Enough Mac and Cheese: Healthy Eating in College

Healthy Eating in College

One of the great myths of eating healthy is that it’s a privilege reserved for the wealthy… but as a college student, I am here to say that that is not the case. For me, eating healthy and eating well is a necessity, and without good meals I won’t make it long days walking between classes and staying up late writing papers and studying (and everything else that goes along with late nights at college). My roommate and I have found out that, in fact, having high food standards in college is very doable on a cheap budget. Here are a few college student tips on how to eat great meals that leave you feeling great after they’re finished:

  • Cook! We cook every day, rather than spending extra money on prepackaged freezer meals that often come full of preservatives and skimp on the nutrients. When cooking for the whole house (even if just two roommates), it consolidates shopping lists and means  lower food cost that you can split.
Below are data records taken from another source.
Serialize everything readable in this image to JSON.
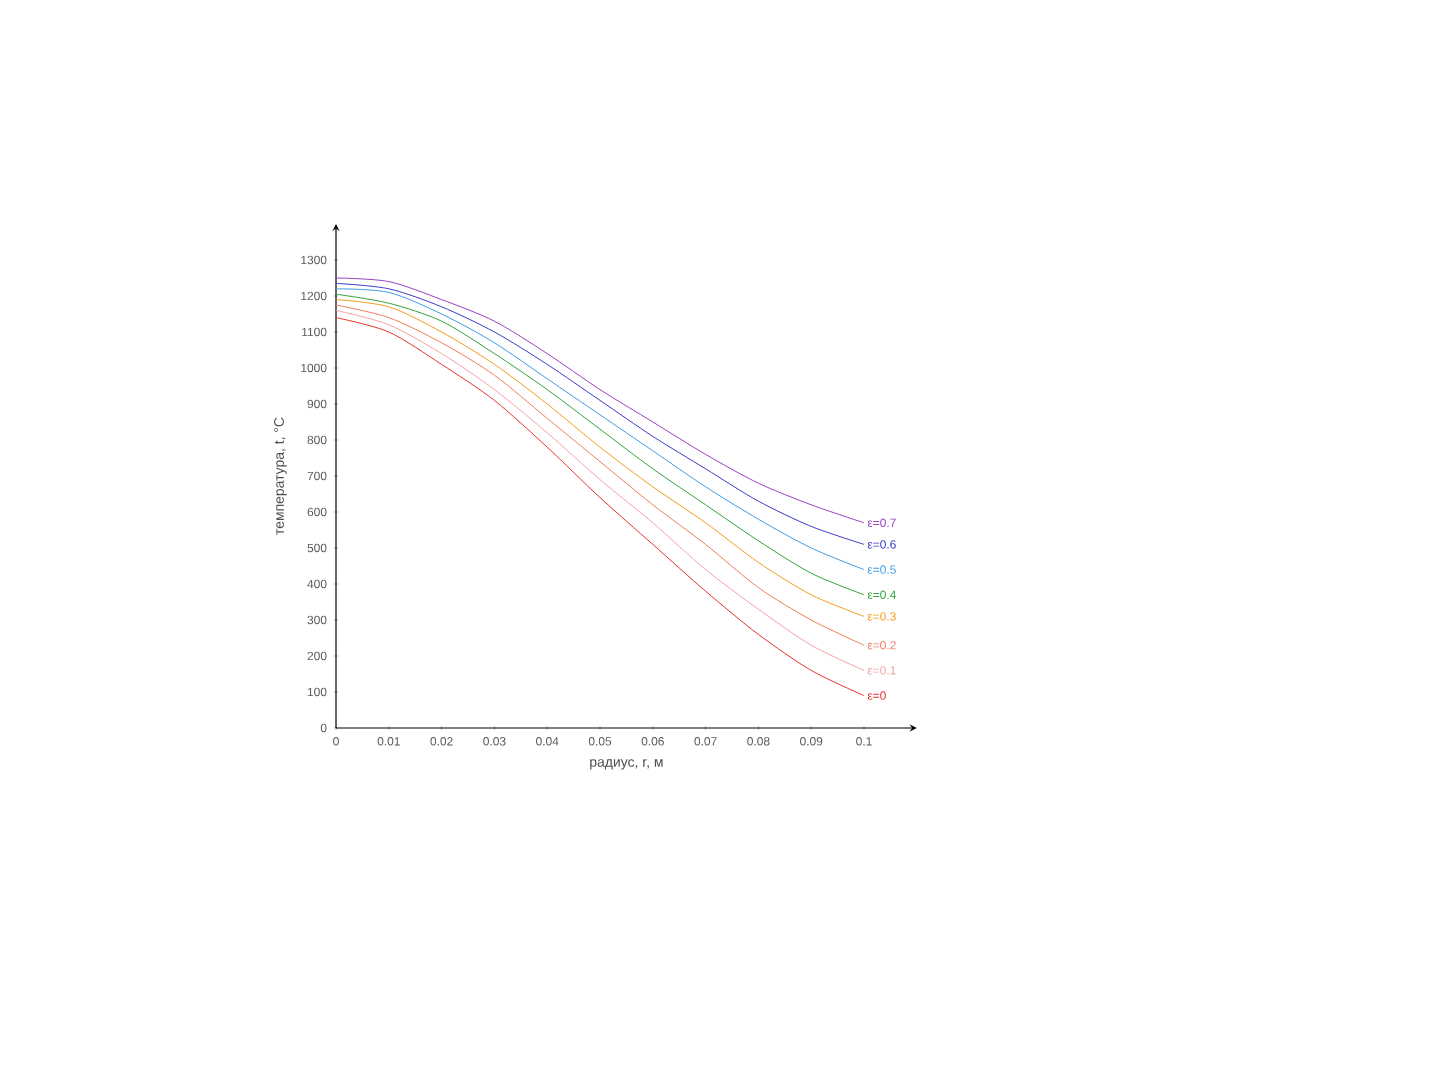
{
  "chart_data": {
    "type": "line",
    "xlabel": "радиус, r, м",
    "ylabel": "температура, t, °C",
    "x": [
      0,
      0.01,
      0.02,
      0.03,
      0.04,
      0.05,
      0.06,
      0.07,
      0.08,
      0.09,
      0.1
    ],
    "series": [
      {
        "name": "ε=0.7",
        "color": "#9b3fc4",
        "values": [
          1250,
          1240,
          1190,
          1130,
          1040,
          940,
          850,
          760,
          680,
          620,
          570
        ]
      },
      {
        "name": "ε=0.6",
        "color": "#3a3ac8",
        "values": [
          1235,
          1220,
          1170,
          1100,
          1010,
          910,
          810,
          720,
          630,
          560,
          510
        ]
      },
      {
        "name": "ε=0.5",
        "color": "#3b9be8",
        "values": [
          1220,
          1210,
          1150,
          1070,
          970,
          870,
          770,
          670,
          580,
          500,
          440
        ]
      },
      {
        "name": "ε=0.4",
        "color": "#2ea33a",
        "values": [
          1205,
          1180,
          1130,
          1040,
          940,
          830,
          720,
          620,
          520,
          430,
          370
        ]
      },
      {
        "name": "ε=0.3",
        "color": "#f59a1c",
        "values": [
          1190,
          1170,
          1100,
          1010,
          900,
          780,
          670,
          570,
          460,
          370,
          310
        ]
      },
      {
        "name": "ε=0.2",
        "color": "#f07a5a",
        "values": [
          1175,
          1140,
          1070,
          980,
          860,
          740,
          620,
          510,
          390,
          300,
          230
        ]
      },
      {
        "name": "ε=0.1",
        "color": "#f5a0a8",
        "values": [
          1160,
          1120,
          1040,
          940,
          820,
          690,
          570,
          440,
          330,
          230,
          160
        ]
      },
      {
        "name": "ε=0",
        "color": "#e8302a",
        "values": [
          1140,
          1100,
          1010,
          910,
          780,
          640,
          510,
          380,
          260,
          160,
          90
        ]
      }
    ],
    "xlim": [
      0,
      0.11
    ],
    "ylim": [
      0,
      1400
    ],
    "xticks": [
      0,
      0.01,
      0.02,
      0.03,
      0.04,
      0.05,
      0.06,
      0.07,
      0.08,
      0.09,
      0.1
    ],
    "yticks": [
      0,
      100,
      200,
      300,
      400,
      500,
      600,
      700,
      800,
      900,
      1000,
      1100,
      1200,
      1300
    ],
    "marker": "none",
    "line_style": "solid"
  }
}
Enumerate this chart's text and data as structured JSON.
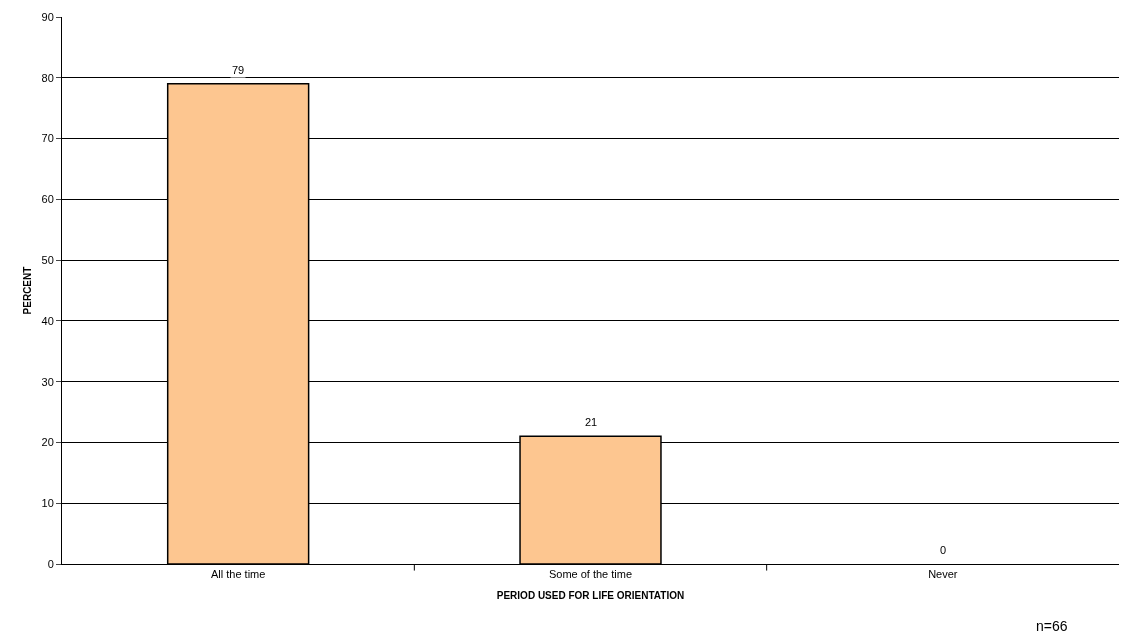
{
  "chart_data": {
    "type": "bar",
    "xlabel": "PERIOD USED FOR LIFE ORIENTATION",
    "ylabel": "PERCENT",
    "categories": [
      "All the time",
      "Some of the time",
      "Never"
    ],
    "values": [
      79,
      21,
      0
    ],
    "color": "#fdc690",
    "ylim": [
      0,
      90
    ],
    "yticks": [
      0,
      10,
      20,
      30,
      40,
      50,
      60,
      70,
      80,
      90
    ],
    "grid": "y",
    "data_labels": true,
    "annotations": [
      "n=66"
    ]
  }
}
  • Don’t eat a ton of meat. We’re not vegetarians by any stretch of the term, and love to grab a burger on the weekend, but meat is often the most expensive item on the shopping list. Occasionally, we’ll pick up a cheap pack of chicken sausage to throw with pasta.
  • Items that go a long way: centering meals around items that can be used in many different dishes and that will take a long time to go through makes the most economic diet. That means planning meals around grains such as pasta and quinoa, or a protein such as lentils. One cup of uncooked pasta or quinoa will make a meal for two with leftovers, and can be added with a variety of sautéed veggies.
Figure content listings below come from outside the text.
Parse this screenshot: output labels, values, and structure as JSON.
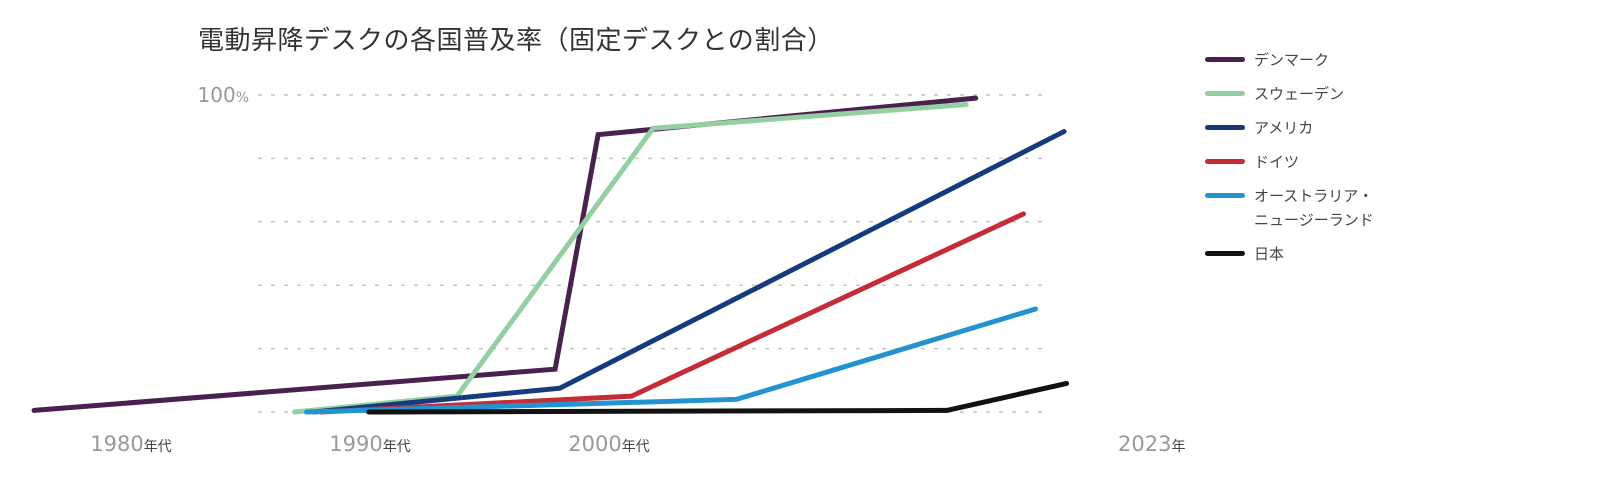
{
  "title": "電動昇降デスクの各国普及率（固定デスクとの割合）",
  "chart_data": {
    "type": "line",
    "title": "電動昇降デスクの各国普及率（固定デスクとの割合）",
    "xlabel": "",
    "ylabel": "",
    "ylim": [
      0,
      100
    ],
    "grid": true,
    "grid_values": [
      0,
      20,
      40,
      60,
      80,
      100
    ],
    "y_tick_labels": [
      {
        "value": 100,
        "label": "100%"
      }
    ],
    "xlim": [
      1978,
      2027
    ],
    "x_tick_labels": [
      {
        "x": 1980,
        "main": "1980",
        "suffix": "年代"
      },
      {
        "x": 1990,
        "main": "1990",
        "suffix": "年代"
      },
      {
        "x": 2000,
        "main": "2000",
        "suffix": "年代"
      },
      {
        "x": 2023,
        "main": "2023",
        "suffix": "年"
      }
    ],
    "legend_position": "right",
    "series": [
      {
        "name": "デンマーク",
        "color": "#4a2050",
        "points": [
          [
            1978.4,
            0.5
          ],
          [
            2000.2,
            13.5
          ],
          [
            2002.0,
            87.5
          ],
          [
            2017.8,
            99
          ]
        ]
      },
      {
        "name": "スウェーデン",
        "color": "#94cfa2",
        "points": [
          [
            1989.3,
            0
          ],
          [
            1996.1,
            5
          ],
          [
            2004.3,
            89.5
          ],
          [
            2017.4,
            97
          ]
        ]
      },
      {
        "name": "アメリカ",
        "color": "#153b7e",
        "points": [
          [
            1990.1,
            0
          ],
          [
            2000.4,
            7.5
          ],
          [
            2021.5,
            88.5
          ]
        ]
      },
      {
        "name": "ドイツ",
        "color": "#c42c36",
        "points": [
          [
            1990.4,
            0
          ],
          [
            2003.4,
            5
          ],
          [
            2019.8,
            62.5
          ]
        ]
      },
      {
        "name": "オーストラリア・\nニュージーランド",
        "color": "#2293cf",
        "points": [
          [
            1989.8,
            0
          ],
          [
            2007.8,
            4
          ],
          [
            2020.3,
            32.5
          ]
        ]
      },
      {
        "name": "日本",
        "color": "#111111",
        "points": [
          [
            1992.4,
            0
          ],
          [
            2016.6,
            0.5
          ],
          [
            2021.6,
            9
          ]
        ]
      }
    ]
  }
}
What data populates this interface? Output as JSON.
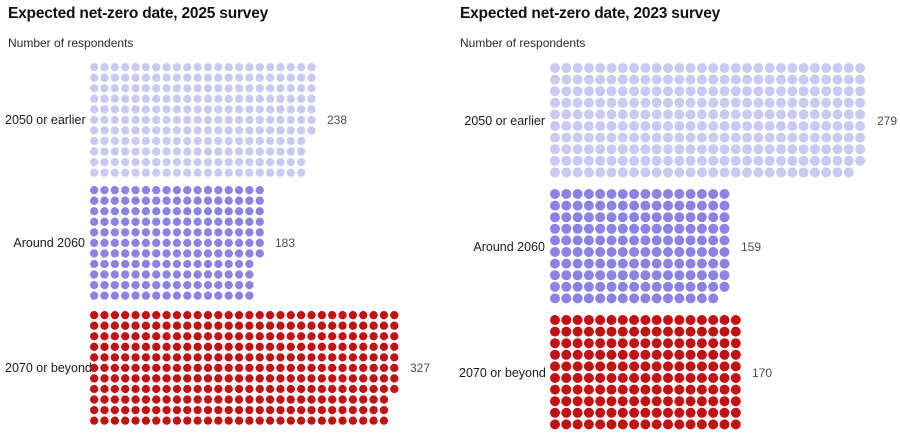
{
  "chart_data": [
    {
      "type": "waffle",
      "title": "Expected net-zero date, 2025 survey",
      "subtitle": "Number of respondents",
      "categories": [
        "2050 or earlier",
        "Around 2060",
        "2070 or beyond"
      ],
      "values": [
        238,
        183,
        327
      ],
      "unit_rows": 11,
      "fill_order": "column-major-top-down",
      "colors": [
        "#c9c9f1",
        "#8c82e4",
        "#c21114"
      ],
      "legend": "none",
      "grid": "off"
    },
    {
      "type": "waffle",
      "title": "Expected net-zero date, 2023 survey",
      "subtitle": "Number of respondents",
      "categories": [
        "2050 or earlier",
        "Around 2060",
        "2070 or beyond"
      ],
      "values": [
        279,
        159,
        170
      ],
      "unit_rows": 10,
      "fill_order": "column-major-top-down",
      "colors": [
        "#c9c9f1",
        "#8c82e4",
        "#c21114"
      ],
      "legend": "none",
      "grid": "off"
    }
  ],
  "text_colors": {
    "title": "#101010",
    "subtitle": "#2b2b2b",
    "category": "#1a1a1a",
    "count": "#4d4d4d"
  }
}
  • Veggie-centric meals: Planning meals around a vegetable rather than a meat means that your meals will be focusing on foods with high nutritional value and will cut down on high-fat content items.
  • Meal Plan: actually sit down and plan out the dishes you want to eat throughout the week, that way when you’re at the market, you won’t be making impulse buys and can plan meals that include like-ingredients, cutting down on food waste and cost.
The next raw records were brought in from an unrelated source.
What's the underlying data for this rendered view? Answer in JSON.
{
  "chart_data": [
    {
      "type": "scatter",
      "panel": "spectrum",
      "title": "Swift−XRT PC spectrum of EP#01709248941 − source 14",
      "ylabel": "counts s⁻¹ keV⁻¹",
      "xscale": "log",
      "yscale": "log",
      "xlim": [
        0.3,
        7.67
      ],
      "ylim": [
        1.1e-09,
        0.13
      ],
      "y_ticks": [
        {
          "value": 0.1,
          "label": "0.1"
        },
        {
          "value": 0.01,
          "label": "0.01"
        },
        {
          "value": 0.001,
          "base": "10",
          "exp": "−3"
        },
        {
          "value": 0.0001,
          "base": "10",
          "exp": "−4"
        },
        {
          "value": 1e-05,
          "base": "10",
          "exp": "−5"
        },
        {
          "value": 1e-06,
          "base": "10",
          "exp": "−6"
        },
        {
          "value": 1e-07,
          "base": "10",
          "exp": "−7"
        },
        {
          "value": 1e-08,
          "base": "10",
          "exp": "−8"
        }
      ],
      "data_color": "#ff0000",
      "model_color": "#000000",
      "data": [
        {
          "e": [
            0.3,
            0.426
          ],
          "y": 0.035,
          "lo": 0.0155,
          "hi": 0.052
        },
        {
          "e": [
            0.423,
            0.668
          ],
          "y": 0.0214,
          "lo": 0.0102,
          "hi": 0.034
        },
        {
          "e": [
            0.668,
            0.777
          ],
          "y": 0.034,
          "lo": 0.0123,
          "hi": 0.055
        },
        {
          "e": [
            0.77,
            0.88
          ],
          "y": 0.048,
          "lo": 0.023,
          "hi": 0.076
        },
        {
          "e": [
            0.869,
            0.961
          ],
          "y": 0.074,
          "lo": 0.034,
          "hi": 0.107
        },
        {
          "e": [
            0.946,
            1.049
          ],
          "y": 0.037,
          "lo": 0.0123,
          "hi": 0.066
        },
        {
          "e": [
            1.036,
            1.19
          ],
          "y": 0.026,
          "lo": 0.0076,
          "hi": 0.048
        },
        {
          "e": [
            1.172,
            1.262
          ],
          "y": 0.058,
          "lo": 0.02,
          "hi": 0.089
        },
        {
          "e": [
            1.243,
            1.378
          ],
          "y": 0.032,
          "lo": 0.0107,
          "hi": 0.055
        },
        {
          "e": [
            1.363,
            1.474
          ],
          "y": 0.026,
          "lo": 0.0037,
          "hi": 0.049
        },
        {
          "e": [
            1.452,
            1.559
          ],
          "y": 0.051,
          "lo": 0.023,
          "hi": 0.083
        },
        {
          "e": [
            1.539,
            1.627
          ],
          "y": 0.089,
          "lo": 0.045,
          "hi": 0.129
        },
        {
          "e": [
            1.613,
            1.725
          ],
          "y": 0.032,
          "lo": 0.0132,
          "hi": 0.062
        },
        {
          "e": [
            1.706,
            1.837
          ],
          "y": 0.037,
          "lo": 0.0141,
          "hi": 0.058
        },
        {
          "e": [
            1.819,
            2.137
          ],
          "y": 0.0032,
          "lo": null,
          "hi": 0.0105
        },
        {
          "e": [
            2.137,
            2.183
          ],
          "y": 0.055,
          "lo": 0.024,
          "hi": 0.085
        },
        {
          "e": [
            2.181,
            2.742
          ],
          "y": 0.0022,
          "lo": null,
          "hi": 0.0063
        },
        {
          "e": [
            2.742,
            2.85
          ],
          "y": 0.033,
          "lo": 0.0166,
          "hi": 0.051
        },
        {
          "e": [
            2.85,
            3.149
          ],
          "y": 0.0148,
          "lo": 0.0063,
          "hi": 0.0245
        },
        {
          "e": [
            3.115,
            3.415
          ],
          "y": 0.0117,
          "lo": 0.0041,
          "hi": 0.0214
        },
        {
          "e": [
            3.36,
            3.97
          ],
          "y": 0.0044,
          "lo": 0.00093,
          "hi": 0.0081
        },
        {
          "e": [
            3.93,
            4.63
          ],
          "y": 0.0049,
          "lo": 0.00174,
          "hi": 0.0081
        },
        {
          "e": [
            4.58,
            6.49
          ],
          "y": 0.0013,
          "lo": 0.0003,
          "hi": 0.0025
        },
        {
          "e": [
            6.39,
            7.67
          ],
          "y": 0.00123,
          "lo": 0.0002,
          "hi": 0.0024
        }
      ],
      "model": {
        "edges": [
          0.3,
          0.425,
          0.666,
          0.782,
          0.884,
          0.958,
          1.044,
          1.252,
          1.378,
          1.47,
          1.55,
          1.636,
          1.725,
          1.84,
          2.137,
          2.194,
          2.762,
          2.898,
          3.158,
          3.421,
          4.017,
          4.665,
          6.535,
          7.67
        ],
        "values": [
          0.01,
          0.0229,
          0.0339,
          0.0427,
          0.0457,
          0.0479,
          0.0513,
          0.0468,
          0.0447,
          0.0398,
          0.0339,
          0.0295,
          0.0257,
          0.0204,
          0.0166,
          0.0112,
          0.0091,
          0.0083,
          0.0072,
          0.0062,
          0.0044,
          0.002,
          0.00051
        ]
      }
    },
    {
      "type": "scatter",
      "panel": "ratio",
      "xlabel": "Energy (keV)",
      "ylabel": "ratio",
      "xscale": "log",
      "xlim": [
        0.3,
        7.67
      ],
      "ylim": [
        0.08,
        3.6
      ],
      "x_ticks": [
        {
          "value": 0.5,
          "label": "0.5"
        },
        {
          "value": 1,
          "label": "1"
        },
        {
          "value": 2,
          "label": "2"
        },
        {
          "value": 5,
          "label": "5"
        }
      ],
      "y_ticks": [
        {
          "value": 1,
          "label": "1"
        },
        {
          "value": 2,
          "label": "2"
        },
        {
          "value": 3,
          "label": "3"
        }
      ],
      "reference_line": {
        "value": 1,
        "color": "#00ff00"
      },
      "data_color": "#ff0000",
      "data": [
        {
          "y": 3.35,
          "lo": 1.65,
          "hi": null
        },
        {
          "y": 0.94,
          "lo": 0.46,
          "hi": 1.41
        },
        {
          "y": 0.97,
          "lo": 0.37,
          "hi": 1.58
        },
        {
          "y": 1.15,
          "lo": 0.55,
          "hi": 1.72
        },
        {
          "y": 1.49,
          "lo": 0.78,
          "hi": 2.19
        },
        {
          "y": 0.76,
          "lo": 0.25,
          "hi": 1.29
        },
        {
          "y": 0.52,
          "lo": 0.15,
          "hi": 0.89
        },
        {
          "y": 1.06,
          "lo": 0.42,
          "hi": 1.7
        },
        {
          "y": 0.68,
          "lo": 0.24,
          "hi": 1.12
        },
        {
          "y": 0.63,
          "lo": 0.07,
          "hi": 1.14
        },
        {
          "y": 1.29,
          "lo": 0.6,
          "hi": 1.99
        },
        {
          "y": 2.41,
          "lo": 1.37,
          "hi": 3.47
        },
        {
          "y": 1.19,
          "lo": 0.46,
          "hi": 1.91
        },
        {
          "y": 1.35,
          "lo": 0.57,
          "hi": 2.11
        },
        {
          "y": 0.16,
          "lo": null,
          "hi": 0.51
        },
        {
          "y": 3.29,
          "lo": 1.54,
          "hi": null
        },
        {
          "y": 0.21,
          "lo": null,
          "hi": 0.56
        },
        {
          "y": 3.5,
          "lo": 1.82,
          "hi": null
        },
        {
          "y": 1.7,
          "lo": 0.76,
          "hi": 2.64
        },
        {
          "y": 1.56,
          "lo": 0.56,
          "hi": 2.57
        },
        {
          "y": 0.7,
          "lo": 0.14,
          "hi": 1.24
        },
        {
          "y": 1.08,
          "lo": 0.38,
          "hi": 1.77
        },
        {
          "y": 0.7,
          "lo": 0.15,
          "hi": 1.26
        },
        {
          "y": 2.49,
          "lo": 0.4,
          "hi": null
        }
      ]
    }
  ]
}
  • Get creative! All the recipes in the world haven’t been written yet, and it’s okay to break the rules. Rather than going out to buy more ingredients, see what’s still in the fridge and try substituting it into your dish. For instance, we had some leftover purple spinach, a box of spinach, but no sauce. We decided to make a vibrant pesto using the spinach that turned out great and finished off the leftover veggies sitting in the fridge.